Last updated: 
3 days 9 hours ago
Blog Manager
One of Jisc’s activities is to monitor and, where possible, influence regulatory developments that affect us and our customer universities, colleges and schools as operators of large computer networks. Since Janet and its customer networks are classified by Ofcom as private networks, postings here are likely to concentrate on the regulation of those networks. Postings here are, to the best of our knowledge, accurate on the date they are made, but may well become out of date or unreliable at unpredictable times thereafter. Before taking action that may have legal consequences, you should talk to your own lawyers. NEW: To help navigate the many posts on the General Data Protection Regulation, I've classified them as most relevant to developing a GDPR compliance process, GDPR's effect on specific topics, or how the GDPR is being developed. Or you can just use my free GDPR project plan.

Group administrators:

Incident Response for Connected Hardware

Monday, June 17, 2019 - 17:38

An interesting talk from Rockwell at this year's FIRST conference looked at how to organise incident response in environments containing network-connected hardware devices. Though Rockwell's focus is on industrial machinery, the same ideas should apply to smart buildings and other places where a security incident can cause physical, not just digital, harm. This is not the only difference: connected hardware devices tend to be much more diverse than PCs, and they are expected to have much longer lifetimes. Those deploying Operational Technology (OT) are also more likely to focus on availability and integrity, whereas their colleagues in Information Technology (IT) worry mostly about confidentiality.

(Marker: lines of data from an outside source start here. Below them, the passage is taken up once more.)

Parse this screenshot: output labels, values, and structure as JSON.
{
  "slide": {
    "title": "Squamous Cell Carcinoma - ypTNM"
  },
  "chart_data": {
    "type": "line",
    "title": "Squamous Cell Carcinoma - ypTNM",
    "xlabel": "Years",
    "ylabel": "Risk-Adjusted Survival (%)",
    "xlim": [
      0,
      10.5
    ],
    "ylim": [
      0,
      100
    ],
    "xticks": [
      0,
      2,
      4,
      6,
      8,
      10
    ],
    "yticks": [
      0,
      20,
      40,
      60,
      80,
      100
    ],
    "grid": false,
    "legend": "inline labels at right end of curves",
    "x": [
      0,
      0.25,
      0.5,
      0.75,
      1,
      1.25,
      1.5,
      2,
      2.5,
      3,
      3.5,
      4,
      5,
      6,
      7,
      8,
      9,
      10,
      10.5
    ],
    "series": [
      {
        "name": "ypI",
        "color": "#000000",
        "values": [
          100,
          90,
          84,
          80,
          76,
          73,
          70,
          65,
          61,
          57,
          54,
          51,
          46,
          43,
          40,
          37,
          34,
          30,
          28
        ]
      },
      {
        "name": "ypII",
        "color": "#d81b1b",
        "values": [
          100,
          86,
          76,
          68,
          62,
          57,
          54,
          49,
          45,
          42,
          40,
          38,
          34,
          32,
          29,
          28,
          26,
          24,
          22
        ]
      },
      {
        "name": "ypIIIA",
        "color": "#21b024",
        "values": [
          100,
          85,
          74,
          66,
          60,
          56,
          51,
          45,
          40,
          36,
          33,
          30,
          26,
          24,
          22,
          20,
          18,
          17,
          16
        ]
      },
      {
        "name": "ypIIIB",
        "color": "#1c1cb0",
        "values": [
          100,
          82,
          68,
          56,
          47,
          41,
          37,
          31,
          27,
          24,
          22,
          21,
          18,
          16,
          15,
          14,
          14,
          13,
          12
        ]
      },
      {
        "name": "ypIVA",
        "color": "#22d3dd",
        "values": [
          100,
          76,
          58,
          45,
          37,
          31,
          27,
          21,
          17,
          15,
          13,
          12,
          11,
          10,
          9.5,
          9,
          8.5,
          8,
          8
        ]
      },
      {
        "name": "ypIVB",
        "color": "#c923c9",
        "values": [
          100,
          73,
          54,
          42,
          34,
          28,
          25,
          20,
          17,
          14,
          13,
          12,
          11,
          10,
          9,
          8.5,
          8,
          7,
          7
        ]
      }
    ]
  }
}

The traditional advice for OT devices has been to place them on a separate, segmented network, and rely on a strong perimeter defence. However this becomes harder as connected hardware systems increasingly depend on controllers implemented as cloud services. This turns out to be an area of convergence with IT: nether can now function as isolated islands cut off from the Internet.

Instead we need to use "home field advantage": ensuring that defenders know more about their networks and what is connected to them than attackers do. For OT, in particular, this requires processes and protocols that help defenders work together. Network monitors may well spot what seems to be an unusual flow, but without input from the OT side they will find it hard to determine its meaning or importance. Is this proprietary flow a relatively harmless device receiving a software update, or a safety critical device being compromised? Rockwell are developing a single incident response platform where people from IT and OT sides can collaboratively analyse events, but also, at a more basic level, establishing communications channels and mutual understanding so incident responders can contact equipment operators in real-time to say "we've just spotted X: were you expecting that?". That way we can not only respond effectively to current alerts, but learn together to handle future ones better.